Traffic inspection with Wireshark
As always, we're leaving the best for the last. Wireshark is different from all the tools you've seen so far. It's much harder to use, basically because it requires intimate knowledge of TCP/IP and many network concepts. It's also harder to use because there's no simple "overview" that you can derive from using Wireshark: it's down-to-the-wire details all the way.
Which makes it brutally useful to diagnose problems where identifying network chatter is essential to figuring out what is going wrong. Check this screenshot out to see what I mean:
Network chatter, as I was saying, is what Wireshark's all about:
1) Each row in the first pane displays an overview of each packet that Wireshark has captured.
2) The second pane provides a dissection of whatever packet is selected on the first pane, down to the bits and what each mean.
3) The third pane shows the actual packet contents in hexadecimal and textual views.
There's another view that warrants further attention. For most packets, you can right-click on any packet listed on the first pane, and choose an option titled Follow TCP stream:
Sorry about the blur you see on this screenshot, but I had to black out certain areas lest I be hacked like a steak. The point of the screenshot is to show you one of the essential features of Wireshark: network chat in real-time. In this shot, text colored in red was sent by the initiating host, while text colored in blue was sent by the responding host.

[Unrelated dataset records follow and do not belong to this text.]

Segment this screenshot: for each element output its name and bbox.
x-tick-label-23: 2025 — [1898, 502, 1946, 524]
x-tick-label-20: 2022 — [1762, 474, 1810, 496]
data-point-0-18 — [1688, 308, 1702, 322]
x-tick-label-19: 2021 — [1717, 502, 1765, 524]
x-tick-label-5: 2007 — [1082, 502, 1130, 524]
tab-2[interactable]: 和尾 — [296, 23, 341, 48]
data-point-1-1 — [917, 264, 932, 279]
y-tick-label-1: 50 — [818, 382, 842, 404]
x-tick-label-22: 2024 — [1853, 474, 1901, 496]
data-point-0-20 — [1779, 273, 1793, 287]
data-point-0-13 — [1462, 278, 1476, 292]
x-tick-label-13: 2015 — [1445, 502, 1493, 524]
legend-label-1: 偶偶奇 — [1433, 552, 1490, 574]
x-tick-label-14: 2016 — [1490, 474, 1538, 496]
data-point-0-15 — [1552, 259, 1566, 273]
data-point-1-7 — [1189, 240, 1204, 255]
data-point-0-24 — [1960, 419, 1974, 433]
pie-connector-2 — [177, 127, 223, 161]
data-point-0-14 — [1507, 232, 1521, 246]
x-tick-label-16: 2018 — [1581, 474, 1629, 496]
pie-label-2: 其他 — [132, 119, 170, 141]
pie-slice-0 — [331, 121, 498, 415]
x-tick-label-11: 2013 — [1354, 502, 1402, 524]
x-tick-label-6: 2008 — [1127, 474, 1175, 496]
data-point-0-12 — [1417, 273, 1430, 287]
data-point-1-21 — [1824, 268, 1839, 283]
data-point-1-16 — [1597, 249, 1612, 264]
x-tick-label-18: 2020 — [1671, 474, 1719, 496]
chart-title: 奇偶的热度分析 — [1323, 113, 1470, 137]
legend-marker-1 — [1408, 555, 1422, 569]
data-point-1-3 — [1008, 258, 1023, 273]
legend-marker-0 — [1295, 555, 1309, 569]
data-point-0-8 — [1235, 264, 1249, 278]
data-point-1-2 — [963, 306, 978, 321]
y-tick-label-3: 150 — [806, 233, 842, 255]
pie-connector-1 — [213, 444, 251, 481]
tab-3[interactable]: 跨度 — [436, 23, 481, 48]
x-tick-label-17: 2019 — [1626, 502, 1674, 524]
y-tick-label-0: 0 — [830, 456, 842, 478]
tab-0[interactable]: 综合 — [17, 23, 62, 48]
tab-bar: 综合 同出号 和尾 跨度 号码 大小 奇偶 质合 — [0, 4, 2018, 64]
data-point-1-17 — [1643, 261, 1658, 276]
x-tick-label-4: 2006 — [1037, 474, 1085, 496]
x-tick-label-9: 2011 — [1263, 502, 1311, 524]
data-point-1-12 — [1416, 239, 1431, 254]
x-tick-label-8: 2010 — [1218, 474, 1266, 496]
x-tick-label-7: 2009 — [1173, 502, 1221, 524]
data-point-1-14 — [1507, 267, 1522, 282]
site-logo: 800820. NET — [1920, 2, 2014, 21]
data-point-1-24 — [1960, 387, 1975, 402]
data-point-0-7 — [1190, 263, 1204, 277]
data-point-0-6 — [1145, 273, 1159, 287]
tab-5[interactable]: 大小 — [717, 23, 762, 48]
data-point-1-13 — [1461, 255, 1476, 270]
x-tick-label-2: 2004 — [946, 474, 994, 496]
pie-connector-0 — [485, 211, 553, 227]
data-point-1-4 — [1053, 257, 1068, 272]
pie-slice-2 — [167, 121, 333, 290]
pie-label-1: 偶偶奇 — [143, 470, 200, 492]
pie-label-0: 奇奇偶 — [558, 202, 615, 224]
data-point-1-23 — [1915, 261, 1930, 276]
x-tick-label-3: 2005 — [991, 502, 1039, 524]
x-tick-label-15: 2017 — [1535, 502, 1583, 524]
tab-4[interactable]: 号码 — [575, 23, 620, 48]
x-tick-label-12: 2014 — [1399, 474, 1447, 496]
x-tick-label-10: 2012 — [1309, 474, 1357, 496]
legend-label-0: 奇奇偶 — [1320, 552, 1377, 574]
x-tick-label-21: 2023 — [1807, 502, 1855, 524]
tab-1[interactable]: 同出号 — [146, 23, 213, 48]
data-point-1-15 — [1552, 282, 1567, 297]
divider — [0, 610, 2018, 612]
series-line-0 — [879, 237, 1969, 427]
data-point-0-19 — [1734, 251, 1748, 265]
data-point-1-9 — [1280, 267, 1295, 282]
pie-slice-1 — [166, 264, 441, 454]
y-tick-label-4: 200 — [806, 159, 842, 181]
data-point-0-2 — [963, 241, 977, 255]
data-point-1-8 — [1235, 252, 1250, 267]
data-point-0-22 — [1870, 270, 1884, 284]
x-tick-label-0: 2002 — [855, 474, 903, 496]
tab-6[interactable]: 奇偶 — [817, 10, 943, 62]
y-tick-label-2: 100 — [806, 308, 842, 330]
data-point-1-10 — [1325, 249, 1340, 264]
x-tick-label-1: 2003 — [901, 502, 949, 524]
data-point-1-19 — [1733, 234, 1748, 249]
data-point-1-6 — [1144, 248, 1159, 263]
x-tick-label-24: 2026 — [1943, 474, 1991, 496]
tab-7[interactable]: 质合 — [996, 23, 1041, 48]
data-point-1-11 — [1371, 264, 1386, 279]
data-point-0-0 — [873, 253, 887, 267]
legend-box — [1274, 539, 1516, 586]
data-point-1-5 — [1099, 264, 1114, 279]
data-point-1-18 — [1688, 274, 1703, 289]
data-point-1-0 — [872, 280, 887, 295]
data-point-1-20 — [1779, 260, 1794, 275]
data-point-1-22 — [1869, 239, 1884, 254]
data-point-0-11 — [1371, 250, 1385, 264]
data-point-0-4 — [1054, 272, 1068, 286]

In short, Wireshark will capture network traffic from any host and to any host that crosses your Ethernet (or wireless) connections. It's one of those tools that "remove the magic factor" from computers, because it lets you see, in real-time, what the hell your computer (and others) is doing with your network connection.
As of now, I'm not sure if you perceive the looming danger with Wireshark. It's practically the reason all secure network protocols use encryption (OK, technically it's malicious Wireshark users sitting on network routers). Encrypted protocols appear mostly as gibberish to Wireshark. Unencrypted protocols, like HTTP and Telnet, do not. That's why I had to blur my screenshot.
However bad you think tools like this are widely available, you cannot deny their usefulness. Without it, I'd be out of a job -- keep in mind that my job does not include network penetration testing, yet I still find myriad uses for Wireshark.
I'm getting too political now. Just grab it and use it. If you don't, you'll never know what you were missing. If you do, you might learn a thing or two about network security you didn't know were there.
The wrap-up
OK, that's about everything you must know if you want to diagnose a network problem. I'm not going to show you the evil tools now (hey, Wireshark is borderline evil and outright illegal in Germany), but rest assured at some point I will show you how to use them as well.
In the meantime, back to my evil deed... I mean, day job.